The findings, the authors said, indicate that it might indeed be possible to make inferences about causal connections in complex biological systems, which they noted has been something of an open question. "Causal network inference is profoundly challenging, and many methods for inferring regulatory networks connect correlated, or mutually dependent, nodes that might not have any causal relationship," they wrote.

Take, for example, the case of three proteins, A, B, and C, where A and B are both regulated by C. In such a case, the behavior of A and B would be correlated because both are controlled by C, but there would be no causal relationship such that, for instance, inhibition of A would affect the activity of B.

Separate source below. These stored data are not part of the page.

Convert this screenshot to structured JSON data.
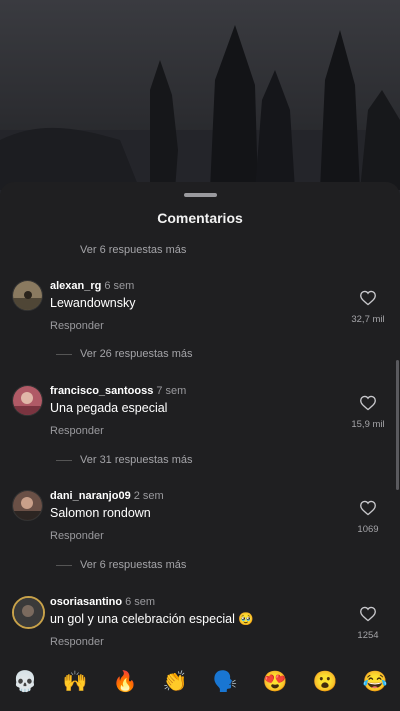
{
  "sheet": {
    "title": "Comentarios"
  },
  "more_replies_top": "Ver 6 respuestas más",
  "comments": [
    {
      "user": "alexan_rg",
      "time": "6 sem",
      "text": "Lewandownsky",
      "reply": "Responder",
      "likes": "32,7 mil",
      "more_replies": "Ver 26 respuestas más",
      "avatar_color": "#8a7a60"
    },
    {
      "user": "francisco_santooss",
      "time": "7 sem",
      "text": "Una pegada especial",
      "reply": "Responder",
      "likes": "15,9 mil",
      "more_replies": "Ver 31 respuestas más",
      "avatar_color": "#b05a66"
    },
    {
      "user": "dani_naranjo09",
      "time": "2 sem",
      "text": "Salomon rondown",
      "reply": "Responder",
      "likes": "1069",
      "more_replies": "Ver 6 respuestas más",
      "avatar_color": "#6a5046"
    },
    {
      "user": "osoriasantino",
      "time": "6 sem",
      "text": "un gol y una celebración especial 🥹",
      "reply": "Responder",
      "likes": "1254",
      "avatar_color": "#3a3a3a"
    }
  ],
  "emojis": [
    "💀",
    "🙌",
    "🔥",
    "👏",
    "🗣️",
    "😍",
    "😮",
    "😂"
  ]
}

Models capable of capturing causal, as opposed to merely correlational, relationships can, in theory, provide understandings of how systems will behave under different conditions and in different disease contexts, making such models potentially useful for better understanding the biology underlying diseases and guiding therapy decisions.

"The longer-term visions is that if we can start to build networks that capture causal insights and that can be efficiently learned and empirically tested, then we will be in a position to learn networks spanning many biological contexts, such as cell types or disease states," Mukherjee said.

"Importantly, this kind of approach could really scale," he added, "because it would be based on high-throughput data and computational tools and could lead to a step-change in our ability to look at regulatory variation in health and disease."